Losses

TripletLoss

class oml.losses.triplet.TripletLoss(margin: Optional[float], reduction: str = 'mean', need_logs: bool = False)[source]

Bases: Module

Class, which combines classical TripletMarginLoss and SoftTripletLoss. The idea of SoftTripletLoss is the following: instead of using the classical formula loss = relu(margin + positive_distance - negative_distance) we use loss = log1p(exp(positive_distance - negative_distance)). It may help to solve the often problem when TripletMarginLoss converges to it’s margin value (also known as dimension collapse).

__init__(margin: Optional[float], reduction: str = 'mean', need_logs: bool = False)[source]
Parameters
  • margin – Margin value, set None to use SoftTripletLoss

  • reductionmean, sum or none

  • need_logs – Set True if you want to store logs

forward(anchor: Tensor, positive: Tensor, negative: Tensor) Tensor[source]
Parameters
  • anchor – Anchor features with the shape of (batch_size, feat)

  • positive – Positive features with the shape of (batch_size, feat)

  • negative – Negative features with the shape of (batch_size, feat)

Returns

Loss value

TripletLossPlain

class oml.losses.triplet.TripletLossPlain(margin: Optional[float], reduction: str = 'mean', need_logs: bool = False)[source]

Bases: Module

The same as TripletLoss, but works with anchor, positive and negative features stacked together.

__init__(margin: Optional[float], reduction: str = 'mean', need_logs: bool = False)[source]
Parameters
  • margin – Margin value, set None to use SoftTripletLoss

  • reductionmean, sum or none

  • need_logs – Set True if you want to store logs

forward(features: Tensor) Tensor[source]
Parameters

features – Features with the shape of [batch_size, feat] with the following structure: 0,1,2 are indices of the 1st triplet, 3,4,5 are indices of the 2nd triplet, and so on.
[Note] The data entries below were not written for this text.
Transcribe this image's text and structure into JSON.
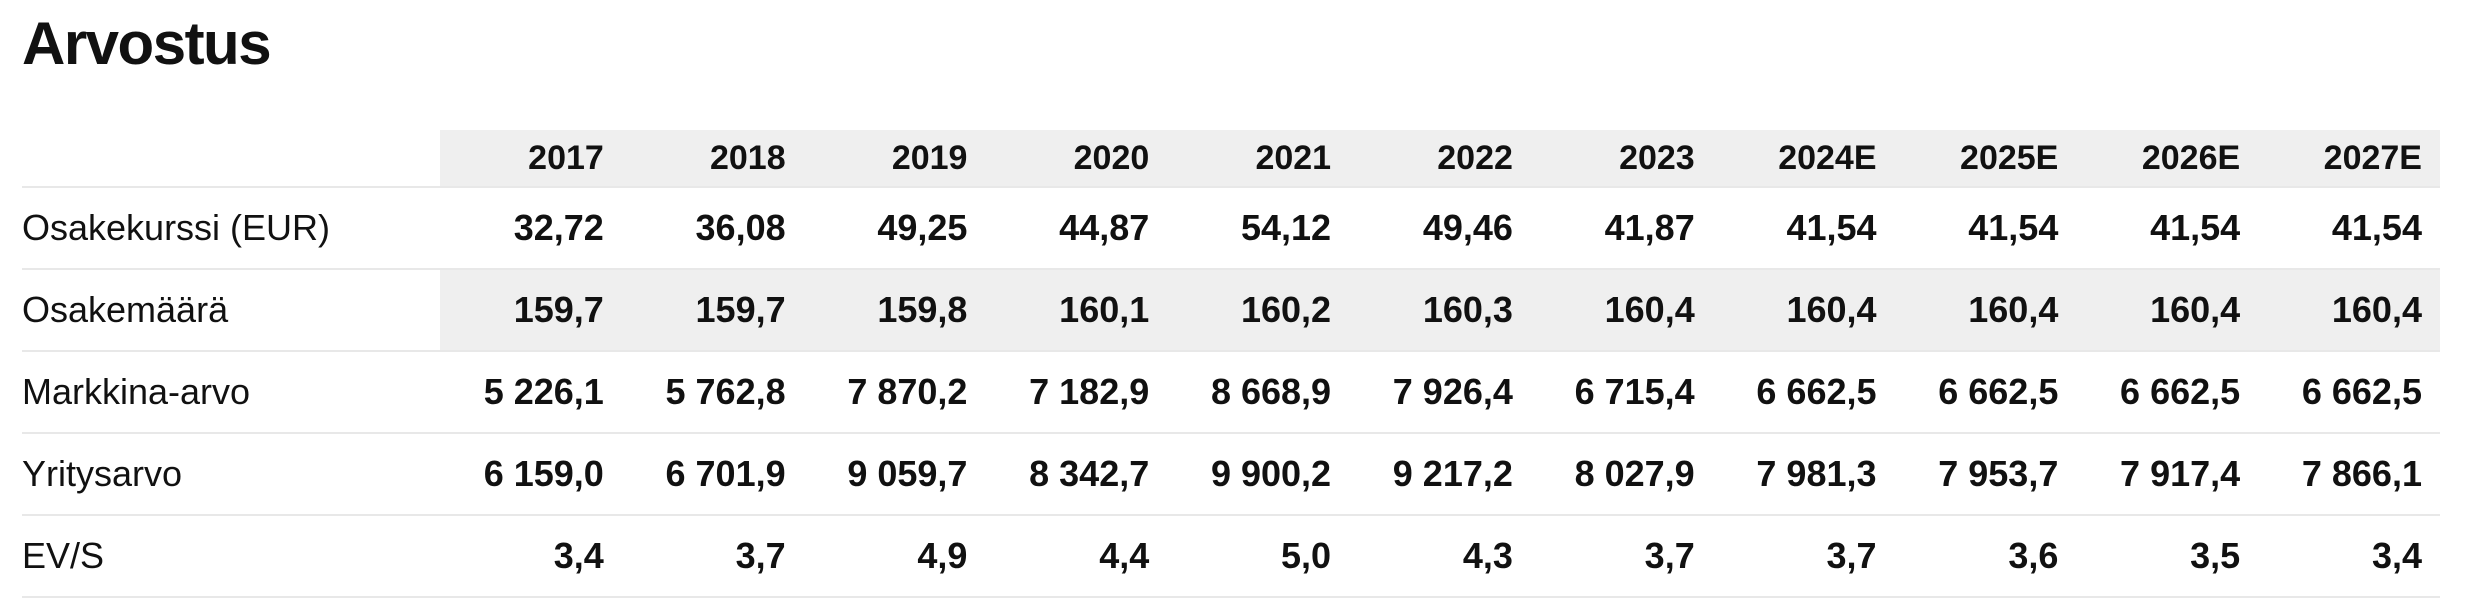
{
  "chart_data": {
    "type": "table",
    "title": "Arvostus",
    "categories": [
      "2017",
      "2018",
      "2019",
      "2020",
      "2021",
      "2022",
      "2023",
      "2024E",
      "2025E",
      "2026E",
      "2027E"
    ],
    "rows": [
      {
        "label": "Osakekurssi (EUR)",
        "highlighted": false,
        "values": [
          "32,72",
          "36,08",
          "49,25",
          "44,87",
          "54,12",
          "49,46",
          "41,87",
          "41,54",
          "41,54",
          "41,54",
          "41,54"
        ]
      },
      {
        "label": "Osakemäärä",
        "highlighted": true,
        "values": [
          "159,7",
          "159,7",
          "159,8",
          "160,1",
          "160,2",
          "160,3",
          "160,4",
          "160,4",
          "160,4",
          "160,4",
          "160,4"
        ]
      },
      {
        "label": "Markkina-arvo",
        "highlighted": false,
        "values": [
          "5 226,1",
          "5 762,8",
          "7 870,2",
          "7 182,9",
          "8 668,9",
          "7 926,4",
          "6 715,4",
          "6 662,5",
          "6 662,5",
          "6 662,5",
          "6 662,5"
        ]
      },
      {
        "label": "Yritysarvo",
        "highlighted": false,
        "values": [
          "6 159,0",
          "6 701,9",
          "9 059,7",
          "8 342,7",
          "9 900,2",
          "9 217,2",
          "8 027,9",
          "7 981,3",
          "7 953,7",
          "7 917,4",
          "7 866,1"
        ]
      },
      {
        "label": "EV/S",
        "highlighted": false,
        "values": [
          "3,4",
          "3,7",
          "4,9",
          "4,4",
          "5,0",
          "4,3",
          "3,7",
          "3,7",
          "3,6",
          "3,5",
          "3,4"
        ]
      }
    ],
    "layout": {
      "header_background": "#efefef",
      "highlight_row_background": "#efefef",
      "row_divider_color": "#e8e8e8",
      "value_alignment": "right"
    }
  },
  "colors": {
    "header_bg": "#efefef",
    "highlight_bg": "#efefef",
    "border": "#e8e8e8",
    "text": "#111111"
  }
}
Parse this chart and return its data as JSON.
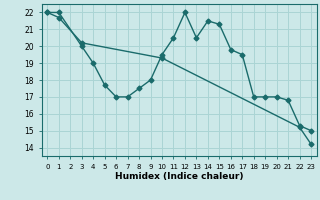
{
  "title": "",
  "xlabel": "Humidex (Indice chaleur)",
  "background_color": "#cce8e8",
  "grid_color": "#aad4d4",
  "line_color": "#1a6b6b",
  "x_ticks": [
    0,
    1,
    2,
    3,
    4,
    5,
    6,
    7,
    8,
    9,
    10,
    11,
    12,
    13,
    14,
    15,
    16,
    17,
    18,
    19,
    20,
    21,
    22,
    23
  ],
  "y_ticks": [
    14,
    15,
    16,
    17,
    18,
    19,
    20,
    21,
    22
  ],
  "xlim": [
    -0.5,
    23.5
  ],
  "ylim": [
    13.5,
    22.5
  ],
  "series1_x": [
    0,
    1,
    3,
    4,
    5,
    6,
    7,
    8,
    9,
    10,
    11,
    12,
    13,
    14,
    15,
    16,
    17,
    18,
    19,
    20,
    21,
    22,
    23
  ],
  "series1_y": [
    22,
    22,
    20,
    19,
    17.7,
    17.0,
    17.0,
    17.5,
    18.0,
    19.5,
    20.5,
    22.0,
    20.5,
    21.5,
    21.3,
    19.8,
    19.5,
    17.0,
    17.0,
    17.0,
    16.8,
    15.3,
    15.0
  ],
  "series2_x": [
    0,
    1,
    3,
    10,
    22,
    23
  ],
  "series2_y": [
    22,
    21.7,
    20.2,
    19.3,
    15.2,
    14.2
  ],
  "marker": "D",
  "marker_size": 2.5,
  "linewidth": 1.0
}
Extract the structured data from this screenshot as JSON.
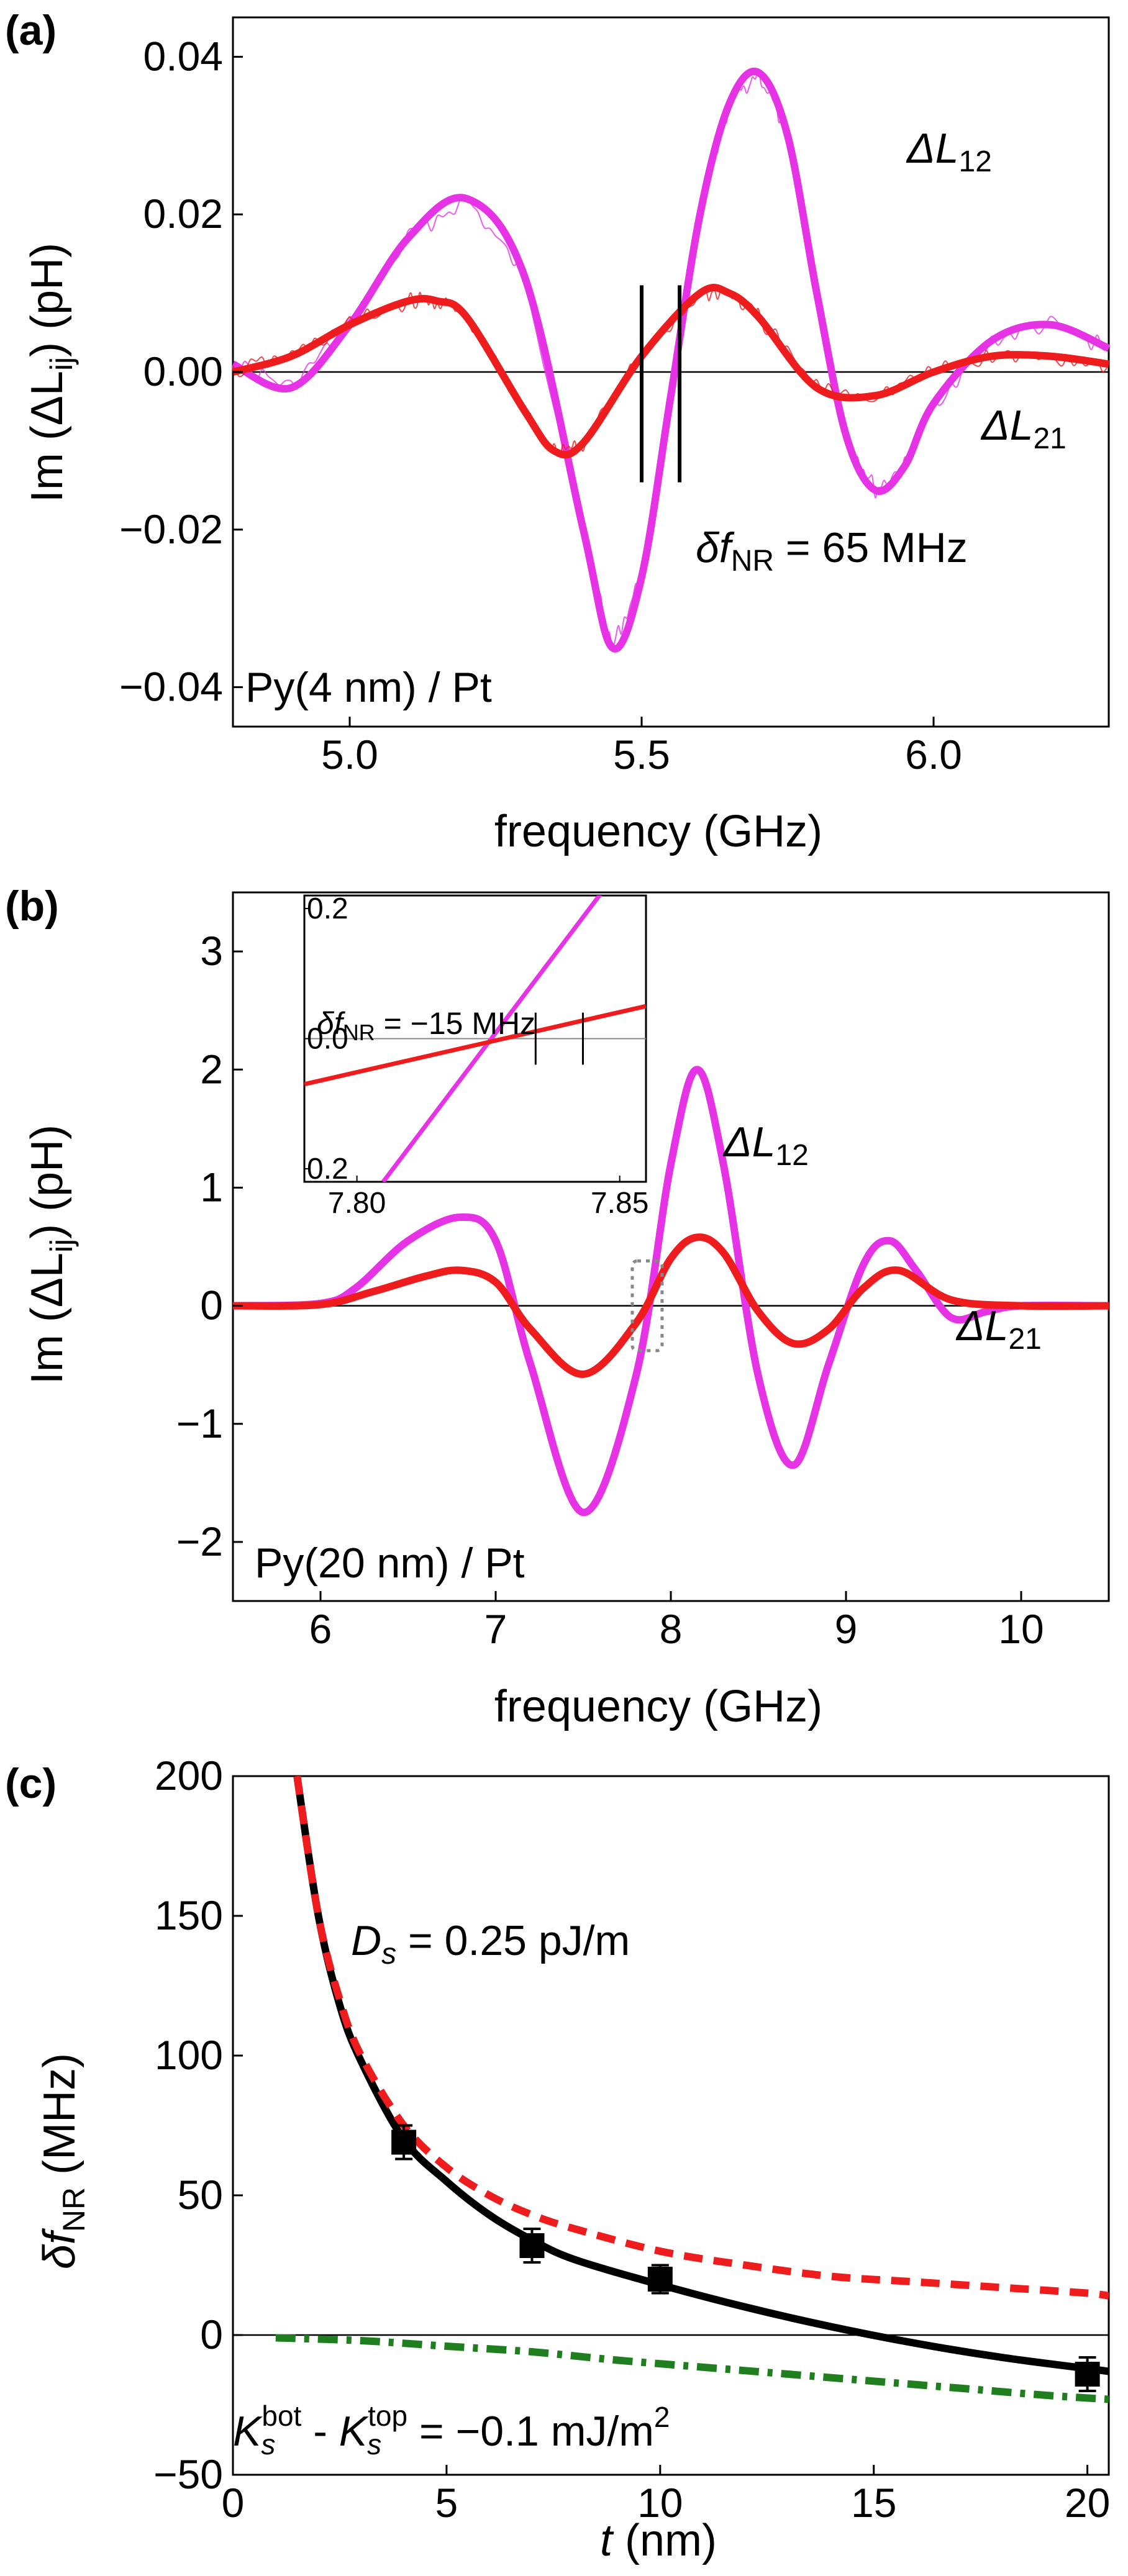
{
  "colors": {
    "magenta": "#e633e6",
    "red": "#ee1c1c",
    "red_noisy": "#f03a10",
    "black": "#000000",
    "green": "#1f7f1f",
    "red_dashed": "#ee1c1c",
    "grid_gray": "#888888"
  },
  "chart_data": [
    {
      "panel_label": "(a)",
      "type": "line",
      "xlabel": "frequency (GHz)",
      "ylabel": "Im (ΔL",
      "ylabel_sub": "ij",
      "ylabel_tail": ") (pH)",
      "xlim": [
        4.8,
        6.3
      ],
      "ylim": [
        -0.045,
        0.045
      ],
      "x_ticks": [
        5.0,
        5.5,
        6.0
      ],
      "x_tick_labels": [
        "5.0",
        "5.5",
        "6.0"
      ],
      "y_ticks": [
        -0.04,
        -0.02,
        0.0,
        0.02,
        0.04
      ],
      "y_tick_labels": [
        "−0.04",
        "−0.02",
        "0.00",
        "0.02",
        "0.04"
      ],
      "zero_line": true,
      "sample_label": "Py(4 nm) / Pt",
      "annotation_prefix": "δf",
      "annotation_sub": "NR",
      "annotation_value": " = 65 MHz",
      "series": [
        {
          "name": "ΔL12",
          "label_main": "ΔL",
          "label_sub": "12",
          "color": "magenta",
          "x": [
            4.8,
            4.9,
            5.0,
            5.1,
            5.2,
            5.3,
            5.4,
            5.45,
            5.5,
            5.55,
            5.6,
            5.65,
            5.7,
            5.75,
            5.8,
            5.85,
            5.9,
            5.95,
            6.0,
            6.1,
            6.2,
            6.3
          ],
          "y": [
            0.001,
            -0.002,
            0.006,
            0.017,
            0.022,
            0.012,
            -0.02,
            -0.035,
            -0.026,
            -0.003,
            0.02,
            0.034,
            0.038,
            0.03,
            0.01,
            -0.008,
            -0.015,
            -0.012,
            -0.004,
            0.004,
            0.006,
            0.003
          ]
        },
        {
          "name": "ΔL21",
          "label_main": "ΔL",
          "label_sub": "21",
          "color": "red",
          "x": [
            4.8,
            4.9,
            5.0,
            5.1,
            5.15,
            5.2,
            5.3,
            5.35,
            5.4,
            5.5,
            5.6,
            5.65,
            5.7,
            5.8,
            5.9,
            6.0,
            6.1,
            6.2,
            6.3
          ],
          "y": [
            0.0,
            0.002,
            0.006,
            0.009,
            0.009,
            0.007,
            -0.005,
            -0.01,
            -0.009,
            0.002,
            0.01,
            0.01,
            0.007,
            -0.002,
            -0.003,
            0.0,
            0.002,
            0.002,
            0.001
          ]
        }
      ],
      "markers_x": [
        5.5,
        5.565
      ]
    },
    {
      "panel_label": "(b)",
      "type": "line",
      "xlabel": "frequency (GHz)",
      "ylabel": "Im (ΔL",
      "ylabel_sub": "ij",
      "ylabel_tail": ") (pH)",
      "xlim": [
        5.5,
        10.5
      ],
      "ylim": [
        -2.5,
        3.5
      ],
      "x_ticks": [
        6,
        7,
        8,
        9,
        10
      ],
      "x_tick_labels": [
        "6",
        "7",
        "8",
        "9",
        "10"
      ],
      "y_ticks": [
        -2,
        -1,
        0,
        1,
        2,
        3
      ],
      "y_tick_labels": [
        "−2",
        "−1",
        "0",
        "1",
        "2",
        "3"
      ],
      "zero_line": true,
      "sample_label": "Py(20 nm) / Pt",
      "series": [
        {
          "name": "ΔL12",
          "label_main": "ΔL",
          "label_sub": "12",
          "color": "magenta",
          "x": [
            5.5,
            6.0,
            6.2,
            6.5,
            6.8,
            7.0,
            7.2,
            7.5,
            7.8,
            8.0,
            8.15,
            8.3,
            8.5,
            8.7,
            8.9,
            9.1,
            9.25,
            9.4,
            9.6,
            9.8,
            10.0,
            10.5
          ],
          "y": [
            0.0,
            0.02,
            0.15,
            0.55,
            0.75,
            0.55,
            -0.5,
            -1.75,
            -0.6,
            1.2,
            2.0,
            1.2,
            -0.6,
            -1.35,
            -0.5,
            0.35,
            0.55,
            0.3,
            -0.1,
            -0.05,
            0.0,
            0.0
          ]
        },
        {
          "name": "ΔL21",
          "label_main": "ΔL",
          "label_sub": "21",
          "color": "red",
          "x": [
            5.5,
            6.0,
            6.3,
            6.6,
            6.8,
            7.0,
            7.2,
            7.5,
            7.8,
            8.0,
            8.15,
            8.3,
            8.5,
            8.7,
            8.9,
            9.1,
            9.3,
            9.6,
            10.0,
            10.5
          ],
          "y": [
            0.0,
            0.01,
            0.12,
            0.25,
            0.3,
            0.2,
            -0.2,
            -0.58,
            -0.15,
            0.4,
            0.58,
            0.45,
            -0.05,
            -0.32,
            -0.2,
            0.15,
            0.3,
            0.05,
            0.0,
            0.0
          ]
        }
      ],
      "inset": {
        "xlim": [
          7.79,
          7.855
        ],
        "ylim": [
          -0.22,
          0.22
        ],
        "x_ticks": [
          7.8,
          7.85
        ],
        "x_tick_labels": [
          "7.80",
          "7.85"
        ],
        "y_ticks": [
          -0.2,
          0.0,
          0.2
        ],
        "y_tick_labels": [
          "0.2",
          "0.0",
          "0.2"
        ],
        "annotation_prefix": "δf",
        "annotation_sub": "NR",
        "annotation_value": " = −15 MHz",
        "series": [
          {
            "name": "ΔL12",
            "color": "magenta",
            "x": [
              7.805,
              7.848
            ],
            "y": [
              -0.22,
              0.24
            ]
          },
          {
            "name": "ΔL21",
            "color": "red",
            "x": [
              7.79,
              7.855
            ],
            "y": [
              -0.07,
              0.05
            ]
          }
        ],
        "markers_x": [
          7.834,
          7.843
        ]
      }
    },
    {
      "panel_label": "(c)",
      "type": "line",
      "xlabel": "t",
      "xlabel_tail": " (nm)",
      "ylabel": "δf",
      "ylabel_sub": "NR",
      "ylabel_tail": " (MHz)",
      "xlim": [
        0,
        20.5
      ],
      "ylim": [
        -50,
        200
      ],
      "x_ticks": [
        0,
        5,
        10,
        15,
        20
      ],
      "x_tick_labels": [
        "0",
        "5",
        "10",
        "15",
        "20"
      ],
      "y_ticks": [
        -50,
        0,
        50,
        100,
        150,
        200
      ],
      "y_tick_labels": [
        "−50",
        "0",
        "50",
        "100",
        "150",
        "200"
      ],
      "zero_line": true,
      "points": {
        "x": [
          4,
          7,
          10,
          20
        ],
        "y": [
          69,
          32,
          20,
          -14
        ],
        "err": [
          6,
          6,
          5,
          6
        ]
      },
      "curves": [
        {
          "name": "fit",
          "color": "black",
          "style": "solid",
          "x": [
            1.5,
            2,
            2.5,
            3,
            4,
            5,
            6,
            7,
            8,
            10,
            12,
            14,
            16,
            18,
            20,
            20.5
          ],
          "y": [
            200,
            150,
            118,
            98,
            70,
            55,
            43,
            34,
            27,
            18,
            10,
            3,
            -3,
            -8,
            -12,
            -13
          ]
        },
        {
          "name": "Ds",
          "color": "red_dashed",
          "style": "dashed",
          "x": [
            1.5,
            2,
            2.5,
            3,
            4,
            5,
            6,
            7,
            8,
            10,
            12,
            14,
            16,
            18,
            20,
            20.5
          ],
          "y": [
            200,
            150,
            120,
            100,
            75,
            60,
            50,
            43,
            38,
            30,
            25,
            21,
            19,
            17,
            15,
            14
          ]
        },
        {
          "name": "Ks",
          "color": "green",
          "style": "dashdot",
          "x": [
            1,
            3,
            5,
            7,
            9,
            11,
            13,
            15,
            17,
            19,
            20.5
          ],
          "y": [
            -1,
            -2,
            -4,
            -6,
            -9,
            -11.5,
            -14,
            -16.5,
            -19,
            -21.5,
            -23
          ]
        }
      ],
      "ds_label_main": "D",
      "ds_label_sub": "s",
      "ds_label_value": " = 0.25 pJ/m",
      "ks_label_k1": "K",
      "ks_label_k1_sub": "s",
      "ks_label_k1_sup": "bot",
      "ks_label_mid": " - ",
      "ks_label_k2": "K",
      "ks_label_k2_sub": "s",
      "ks_label_k2_sup": "top",
      "ks_label_value": "   = −0.1 mJ/m",
      "ks_label_unit_sup": "2"
    }
  ]
}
Thus, the features contains (N / 3) triplets

Returns

Loss value

TripletLossWithMiner

class oml.losses.triplet.TripletLossWithMiner(margin: ~typing.Optional[float], miner: ~oml.interfaces.miners.ITripletsMiner = <oml.miners.inbatch_all_tri.AllTripletsMiner object>, reduction: str = 'mean', need_logs: bool = False)[source]

Bases: ITripletLossWithMiner

This class combines Miner and TripletLoss.

__init__(margin: ~typing.Optional[float], miner: ~oml.interfaces.miners.ITripletsMiner = <oml.miners.inbatch_all_tri.AllTripletsMiner object>, reduction: str = 'mean', need_logs: bool = False)[source]
Parameters
  • margin – Margin value, set None to use SoftTripletLoss

  • miner – A miner that implements the logic of picking triplets to pass them to the triplet loss.

  • reductionmean, sum or none

  • need_logs – Set True if you want to store logs

forward(features: Tensor, labels: Union[Tensor, List[int]]) Tensor[source]
Parameters
  • features – Features with the shape [batch_size, feat]

  • labels – Labels with the size of batch_size

Returns

Loss value

SurrogatePrecision

class oml.losses.surrogate_precision.SurrogatePrecision(k: int, temperature1: float = 1.0, temperature2: float = 0.01, reduction: str = 'mean')[source]

Bases: Module

This loss is a differentiable approximation of Precision@k metric.

The loss is described in the following paper under a bit different name: Recall@k Surrogate Loss with Large Batches and Similarity Mixup.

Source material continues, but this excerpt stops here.